3. Para konsultan menunjukkan alat atau cara untuk melakukan penghindaran pajak
dengan syarat wajib pajak menjaga serahasia mungkin (Cahyono dkk., 2016).
Dalam Mardiasmo (2018) mengatakan bahwa penghindaran pajak adalah usaha
meringankan beban pajak dengan tidak melanggar undang-undang. Penghindaran pajak adalah
strategi dan teknik penghindaran pajak yang dilakukan secara legal dan aman bagi wajib pajak
karena tidak bertentangan dengan ketentuan perpajakan. Berdasarkan penjelasan yang telah
dijabarkan diatas, maka tax avoidance atau penghindaran pajak merupakan suatu tindakan yang
dilakukan oleh Wajib Pajak untuk meminimalisasi atau mengurangi jumlah pajak yang terutang
dengan tidak melanggar peraturan perpajakan dan undang-undang yang sudah ada.
Tax Evasion (penggelapan pajak) terjadi sebelum Surat Ketetapan Pajak (SKP)
dikeluarkan.
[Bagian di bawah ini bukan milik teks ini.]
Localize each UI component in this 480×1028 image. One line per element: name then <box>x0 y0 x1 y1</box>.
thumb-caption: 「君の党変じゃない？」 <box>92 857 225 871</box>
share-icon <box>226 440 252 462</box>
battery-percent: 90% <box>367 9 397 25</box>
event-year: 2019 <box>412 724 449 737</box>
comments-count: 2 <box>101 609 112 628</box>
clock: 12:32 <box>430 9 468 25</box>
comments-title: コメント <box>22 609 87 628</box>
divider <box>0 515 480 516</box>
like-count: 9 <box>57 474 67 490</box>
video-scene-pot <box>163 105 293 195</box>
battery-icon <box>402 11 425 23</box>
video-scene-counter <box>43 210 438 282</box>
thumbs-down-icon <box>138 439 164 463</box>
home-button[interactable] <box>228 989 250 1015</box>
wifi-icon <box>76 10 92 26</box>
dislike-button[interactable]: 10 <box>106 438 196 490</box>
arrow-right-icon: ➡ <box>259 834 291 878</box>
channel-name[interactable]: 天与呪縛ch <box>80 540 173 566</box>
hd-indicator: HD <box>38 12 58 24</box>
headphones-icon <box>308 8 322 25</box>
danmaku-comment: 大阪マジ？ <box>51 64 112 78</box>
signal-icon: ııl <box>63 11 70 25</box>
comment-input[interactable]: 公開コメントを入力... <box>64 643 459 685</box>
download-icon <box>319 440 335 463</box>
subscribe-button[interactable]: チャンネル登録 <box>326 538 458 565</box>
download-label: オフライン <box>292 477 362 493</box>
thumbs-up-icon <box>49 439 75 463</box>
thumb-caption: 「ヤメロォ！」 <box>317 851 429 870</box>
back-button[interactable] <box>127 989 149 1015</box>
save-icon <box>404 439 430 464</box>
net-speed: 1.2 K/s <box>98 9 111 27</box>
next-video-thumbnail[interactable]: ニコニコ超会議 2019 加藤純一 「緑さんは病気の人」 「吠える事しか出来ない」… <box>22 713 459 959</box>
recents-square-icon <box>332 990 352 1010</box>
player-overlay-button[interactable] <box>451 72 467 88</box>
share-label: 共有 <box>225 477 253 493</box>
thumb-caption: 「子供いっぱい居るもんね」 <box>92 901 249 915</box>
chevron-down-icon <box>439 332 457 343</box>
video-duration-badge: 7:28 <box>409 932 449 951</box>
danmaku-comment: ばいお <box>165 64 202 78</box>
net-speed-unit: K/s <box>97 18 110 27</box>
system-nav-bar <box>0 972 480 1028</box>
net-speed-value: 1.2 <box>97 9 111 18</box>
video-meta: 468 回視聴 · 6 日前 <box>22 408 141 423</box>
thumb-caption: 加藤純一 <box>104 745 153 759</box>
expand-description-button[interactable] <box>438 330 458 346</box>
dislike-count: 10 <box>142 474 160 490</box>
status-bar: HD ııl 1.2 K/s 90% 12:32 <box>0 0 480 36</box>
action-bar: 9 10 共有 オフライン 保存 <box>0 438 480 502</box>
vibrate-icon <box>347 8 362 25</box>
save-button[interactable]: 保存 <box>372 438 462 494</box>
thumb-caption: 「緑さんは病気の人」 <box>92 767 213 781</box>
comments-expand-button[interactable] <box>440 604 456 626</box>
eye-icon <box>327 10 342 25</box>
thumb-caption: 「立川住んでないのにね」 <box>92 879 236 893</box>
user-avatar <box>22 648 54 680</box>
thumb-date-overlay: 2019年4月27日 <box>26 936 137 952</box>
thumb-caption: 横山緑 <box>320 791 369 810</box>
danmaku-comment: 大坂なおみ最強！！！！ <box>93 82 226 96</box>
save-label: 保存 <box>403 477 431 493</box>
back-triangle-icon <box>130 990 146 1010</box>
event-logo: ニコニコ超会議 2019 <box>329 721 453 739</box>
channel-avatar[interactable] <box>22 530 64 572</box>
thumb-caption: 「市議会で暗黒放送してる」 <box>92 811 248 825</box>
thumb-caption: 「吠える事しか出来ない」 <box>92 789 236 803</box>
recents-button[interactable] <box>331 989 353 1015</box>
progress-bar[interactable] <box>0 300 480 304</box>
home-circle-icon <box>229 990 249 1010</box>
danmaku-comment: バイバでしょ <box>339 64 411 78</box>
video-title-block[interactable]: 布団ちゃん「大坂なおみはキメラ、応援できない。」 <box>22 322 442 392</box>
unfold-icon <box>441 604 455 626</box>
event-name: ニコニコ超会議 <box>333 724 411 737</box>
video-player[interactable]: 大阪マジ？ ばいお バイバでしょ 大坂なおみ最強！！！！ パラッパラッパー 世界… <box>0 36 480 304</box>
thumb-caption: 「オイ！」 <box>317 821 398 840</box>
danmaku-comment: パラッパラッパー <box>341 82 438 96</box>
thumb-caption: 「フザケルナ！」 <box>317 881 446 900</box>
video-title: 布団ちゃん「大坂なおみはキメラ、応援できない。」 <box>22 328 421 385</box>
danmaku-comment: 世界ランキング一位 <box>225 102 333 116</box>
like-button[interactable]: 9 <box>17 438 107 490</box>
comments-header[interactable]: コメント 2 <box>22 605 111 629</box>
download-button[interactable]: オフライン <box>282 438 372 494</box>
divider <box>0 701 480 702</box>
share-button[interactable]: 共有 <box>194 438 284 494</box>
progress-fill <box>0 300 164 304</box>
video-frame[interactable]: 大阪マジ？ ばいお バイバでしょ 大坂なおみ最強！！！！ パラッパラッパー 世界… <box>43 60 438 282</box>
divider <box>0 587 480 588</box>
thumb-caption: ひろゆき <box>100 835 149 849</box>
Hal ini merupakan pelanggaran terhadap undang-undang dengan maksud
melepaskan diri dari pajak/mengurangi dasar penetapan pajak dengan cara menyembunyikan
sebagian dari penghasilannya. Wajib pajak di setiap negara terdiri dari Wajib Pajak besar

3
(berasal dari multinational corporation yang terdiri dari perusahaan-perusahaan penting
nasional) dan Wajib Pajak kecil (berasal dari profesional bebas yang terdiri dari dokter yang
membuka praktek sendiri, pengacara yang bekerja sendiri, dll).
Penyelundupan pajak merupakan perbuatan tercela yang dilakukan oleh Wajib Pajak
atau. penasihat ahlinya yang bertujuan dengan sengaja melakukan pelanggaran terhadap
ketentuan peraturan perundang-undangan perpajakan yang berlaku. Tax Evasion merupakan
tindakan yang illegal yang memperkecil ataupun meloloskan diri untuk tidak membayar pajak
sesuai dengan besarnya pajak yang harus dibayarkan.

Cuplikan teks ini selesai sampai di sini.